The land compensation dimension has attracted separate scrutiny in recent months. In May 2026, the Inspectorate of Government ordered investigations and enforcement action over renewed encroachment on land reserved for the expressway corridor, with the Deputy Inspector General of Government, Anne Twinomugisha Muhairwe, publicly faulting the Works Ministry for failing to decisively act against individuals who had reoccupied gazetted land — in some cases after already receiving compensation payments.

The removal of senior ministry officials fits into a broader pattern of Museveni cracking down on accountability failures across government in the opening months of his new term. In May 2026, the President sent three senior officials at the Ministry of Internal Affairs — including its Permanent Secretary, Lt Gen Joseph Musanyufu, and a senior police officer — on six months of forced leave over a separate Shs31.37 billion corruption scandal involving the maintenance of Uganda’s national CCTV surveillance network. Museveni has repeatedly warned in public forums that corruption will not be tolerated, describing the country’s annual loss to graft — estimated by the Inspector General of Government at approximately Shs10 trillion — as unconscionable.

The Works Ministry shake-up also follows a broader structural overhaul of the transport docket, including the elevation of Fred Byamukama to the Cabinet and the redeployment of Gen Edward Katumba Wamala.
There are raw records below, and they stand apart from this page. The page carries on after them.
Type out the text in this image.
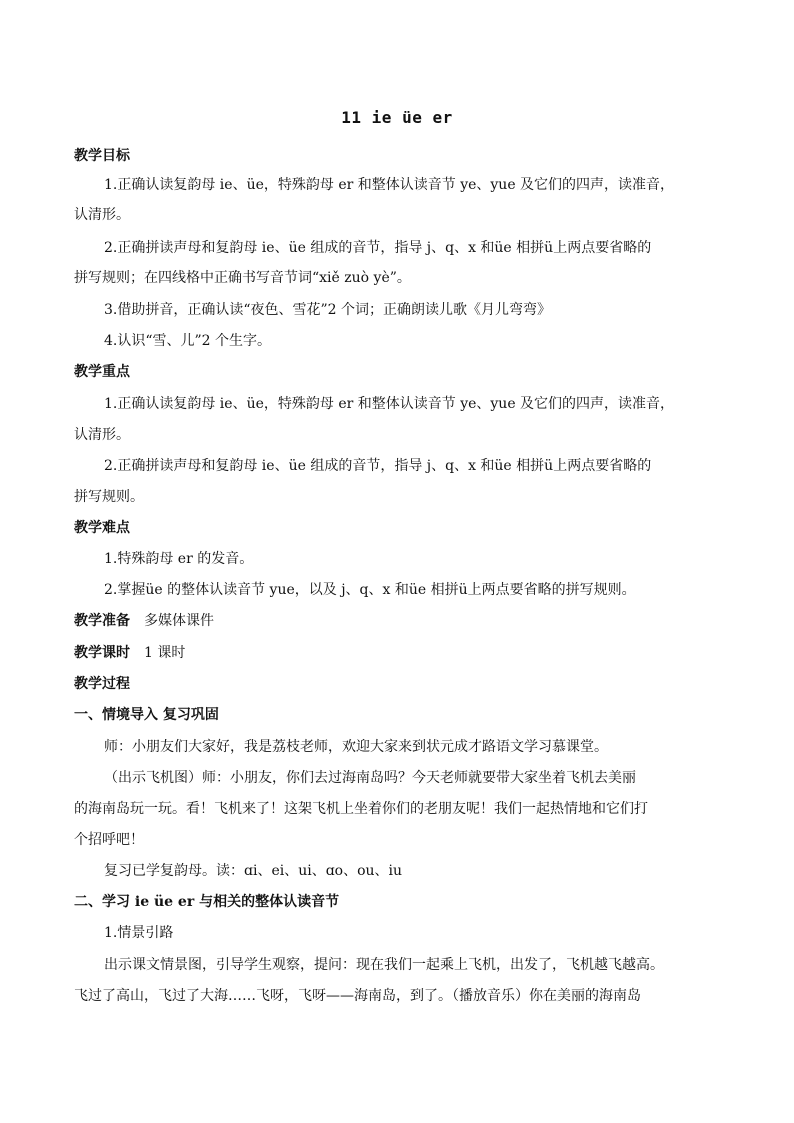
11 ie üe er
教学目标
1.正确认读复韵母 ie、üe，特殊韵母 er 和整体认读音节 ye、yue 及它们的四声，读准音，
认清形。
2.正确拼读声母和复韵母 ie、üe 组成的音节，指导 j、q、x 和üe 相拼ü上两点要省略的
拼写规则；在四线格中正确书写音节词“xiě zuò yè”。
3.借助拼音，正确认读“夜色、雪花”2 个词；正确朗读儿歌《月儿弯弯》
4.认识“雪、儿”2 个生字。
教学重点
1.正确认读复韵母 ie、üe，特殊韵母 er 和整体认读音节 ye、yue 及它们的四声，读准音，
认清形。
2.正确拼读声母和复韵母 ie、üe 组成的音节，指导 j、q、x 和üe 相拼ü上两点要省略的
拼写规则。
教学难点
1.特殊韵母 er 的发音。
2.掌握üe 的整体认读音节 yue，以及 j、q、x 和üe 相拼ü上两点要省略的拼写规则。
教学准备 多媒体课件
教学课时 1 课时
教学过程
一、情境导入 复习巩固
师：小朋友们大家好，我是荔枝老师，欢迎大家来到状元成才路语文学习慕课堂。
（出示飞机图）师：小朋友，你们去过海南岛吗？今天老师就要带大家坐着飞机去美丽
的海南岛玩一玩。看！飞机来了！这架飞机上坐着你们的老朋友呢！我们一起热情地和它们打
个招呼吧！
复习已学复韵母。读：ɑi、ei、ui、ɑo、ou、iu
二、学习 ie üe er 与相关的整体认读音节
1.情景引路
出示课文情景图，引导学生观察，提问：现在我们一起乘上飞机，出发了，飞机越飞越高。
飞过了高山，飞过了大海……飞呀，飞呀——海南岛，到了。（播放音乐）你在美丽的海南岛
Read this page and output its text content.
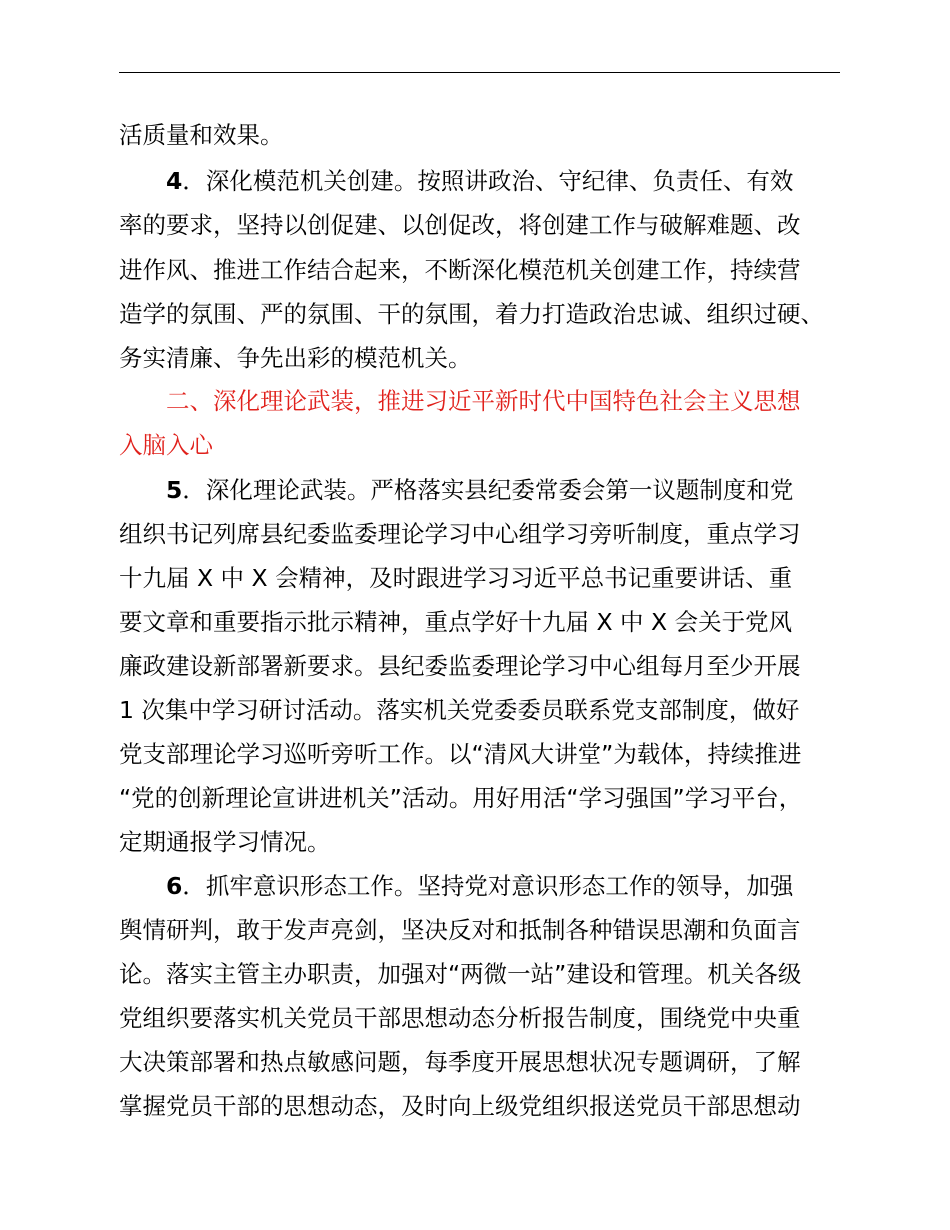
活质量和效果。
4．深化模范机关创建。按照讲政治、守纪律、负责任、有效
率的要求，坚持以创促建、以创促改，将创建工作与破解难题、改
进作风、推进工作结合起来，不断深化模范机关创建工作，持续营
造学的氛围、严的氛围、干的氛围，着力打造政治忠诚、组织过硬、
务实清廉、争先出彩的模范机关。
二、深化理论武装，推进习近平新时代中国特色社会主义思想
入脑入心
5．深化理论武装。严格落实县纪委常委会第一议题制度和党
组织书记列席县纪委监委理论学习中心组学习旁听制度，重点学习
十九届 X 中 X 会精神，及时跟进学习习近平总书记重要讲话、重
要文章和重要指示批示精神，重点学好十九届 X 中 X 会关于党风
廉政建设新部署新要求。县纪委监委理论学习中心组每月至少开展
1 次集中学习研讨活动。落实机关党委委员联系党支部制度，做好
党支部理论学习巡听旁听工作。以“清风大讲堂”为载体，持续推进
“党的创新理论宣讲进机关”活动。用好用活“学习强国”学习平台，
定期通报学习情况。
6．抓牢意识形态工作。坚持党对意识形态工作的领导，加强
舆情研判，敢于发声亮剑，坚决反对和抵制各种错误思潮和负面言
论。落实主管主办职责，加强对“两微一站”建设和管理。机关各级
党组织要落实机关党员干部思想动态分析报告制度，围绕党中央重
大决策部署和热点敏感问题，每季度开展思想状况专题调研，了解
掌握党员干部的思想动态，及时向上级党组织报送党员干部思想动
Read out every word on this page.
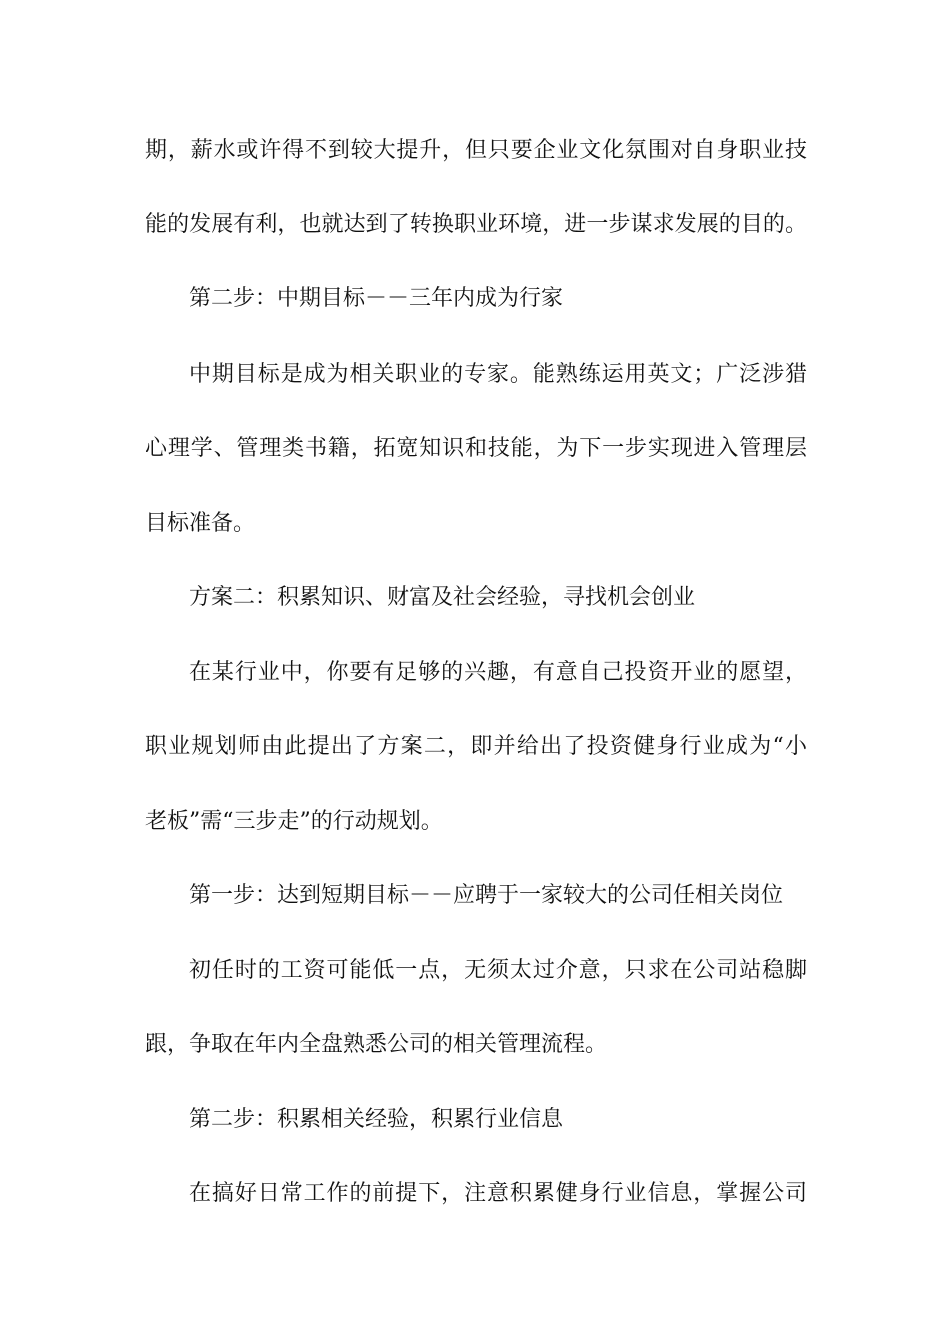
期，薪水或许得不到较大提升，但只要企业文化氛围对自身职业技
能的发展有利，也就达到了转换职业环境，进一步谋求发展的目的。
第二步：中期目标－－三年内成为行家
中期目标是成为相关职业的专家。能熟练运用英文；广泛涉猎
心理学、管理类书籍，拓宽知识和技能，为下一步实现进入管理层
目标准备。
方案二：积累知识、财富及社会经验，寻找机会创业
在某行业中，你要有足够的兴趣，有意自己投资开业的愿望，
职业规划师由此提出了方案二，即并给出了投资健身行业成为“小
老板”需“三步走”的行动规划。
第一步：达到短期目标－－应聘于一家较大的公司任相关岗位
初任时的工资可能低一点，无须太过介意，只求在公司站稳脚
跟，争取在年内全盘熟悉公司的相关管理流程。
第二步：积累相关经验，积累行业信息
在搞好日常工作的前提下，注意积累健身行业信息，掌握公司
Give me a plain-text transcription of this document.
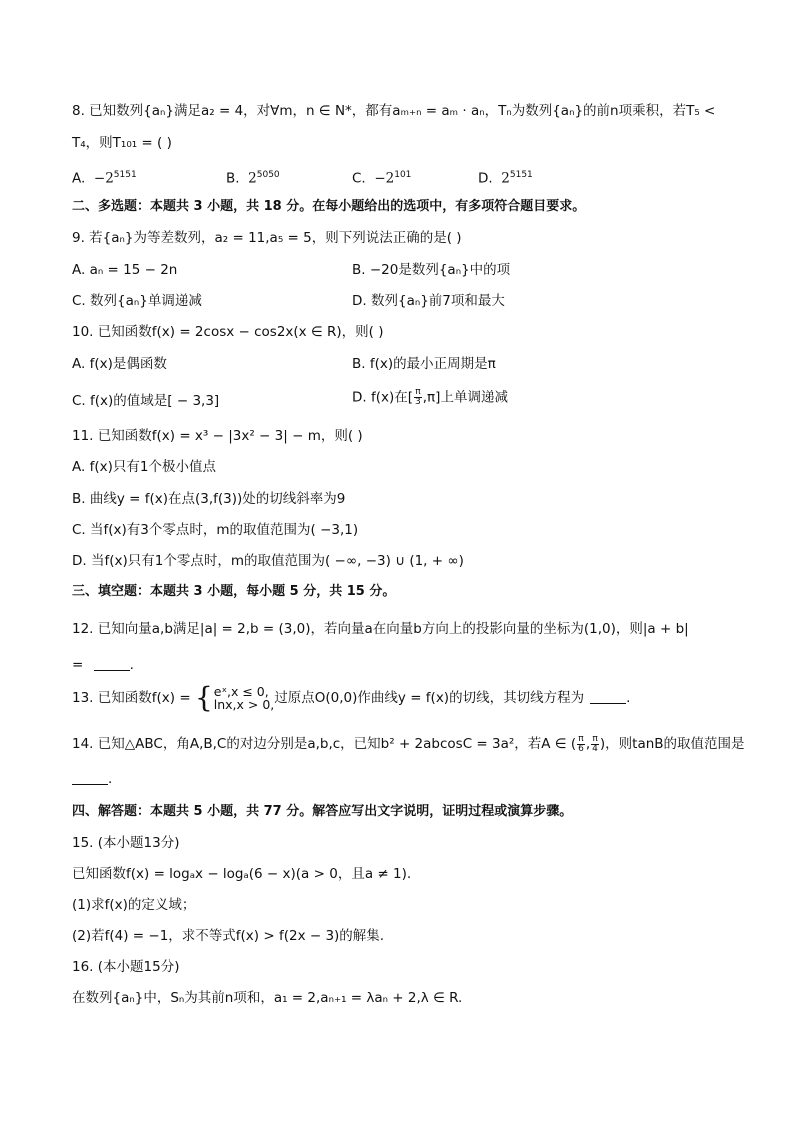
8. 已知数列{aₙ}满足a₂ = 4，对∀m，n ∈ N*，都有aₘ₊ₙ = aₘ · aₙ，Tₙ为数列{aₙ}的前n项乘积，若T₅ <
T₄，则T₁₀₁ = ( )
A. $-2^{5151}$	B. $2^{5050}$	C. $-2^{101}$	D. $2^{5151}$
二、多选题：本题共 3 小题，共 18 分。在每小题给出的选项中，有多项符合题目要求。
9. 若{aₙ}为等差数列，a₂ = 11,a₅ = 5，则下列说法正确的是( )
A. aₙ = 15 − 2n	B. −20是数列{aₙ}中的项
C. 数列{aₙ}单调递减	D. 数列{aₙ}前7项和最大
10. 已知函数f(x) = 2cosx − cos2x(x ∈ R)，则( )
A. f(x)是偶函数	B. f(x)的最小正周期是π
C. f(x)的值域是[ − 3,3]	D. f(x)在[ $\frac{\pi}{3} ,\pi$]上单调递减
11. 已知函数f(x) = x³ − |3x² − 3| − m，则( )
A. f(x)只有1个极小值点
B. 曲线y = f(x)在点(3,f(3))处的切线斜率为9
C. 当f(x)有3个零点时，m的取值范围为( −3,1)
D. 当f(x)只有1个零点时，m的取值范围为( −∞, −3) ∪ (1, + ∞)
三、填空题：本题共 3 小题，每小题 5 分，共 15 分。
12. 已知向量a,b满足|a| = 2,b = (3,0)，若向量a在向量b方向上的投影向量的坐标为(1,0)，则|a + b|
=	.
13. 已知函数f(x) = { eˣ,x ≤ 0,
lnx,x > 0, 过原点O(0,0)作曲线y = f(x)的切线，其切线方程为	.
14. 已知△ABC，角A,B,C的对边分别是a,b,c，已知b² + 2abcosC = 3a²，若A ∈ ( $\frac{\pi}{6}$ , $\frac{\pi}{4}$ )，则tanB的取值范围是
.
四、解答题：本题共 5 小题，共 77 分。解答应写出文字说明，证明过程或演算步骤。
15. (本小题13分)
已知函数f(x) = logₐx − logₐ(6 − x)(a > 0，且a ≠ 1).
(1)求f(x)的定义域；
(2)若f(4) = −1，求不等式f(x) > f(2x − 3)的解集.
16. (本小题15分)
在数列{aₙ}中，Sₙ为其前n项和，a₁ = 2,aₙ₊₁ = λaₙ + 2,λ ∈ R.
The winding up of the Uganda National Roads Authority and the transfer of its mandate back to the ministry has further raised the pressure on the ministry’s technical leadership to deliver measurable results.

For communities along the Busega-Mpigi corridor and the millions of commuters who endure daily gridlock on the Kampala-Masaka road, the accountability intervention will be watched closely — as will the question of whether the latest shake-up translates into faster, cleaner delivery of a project that is already a decade in the making.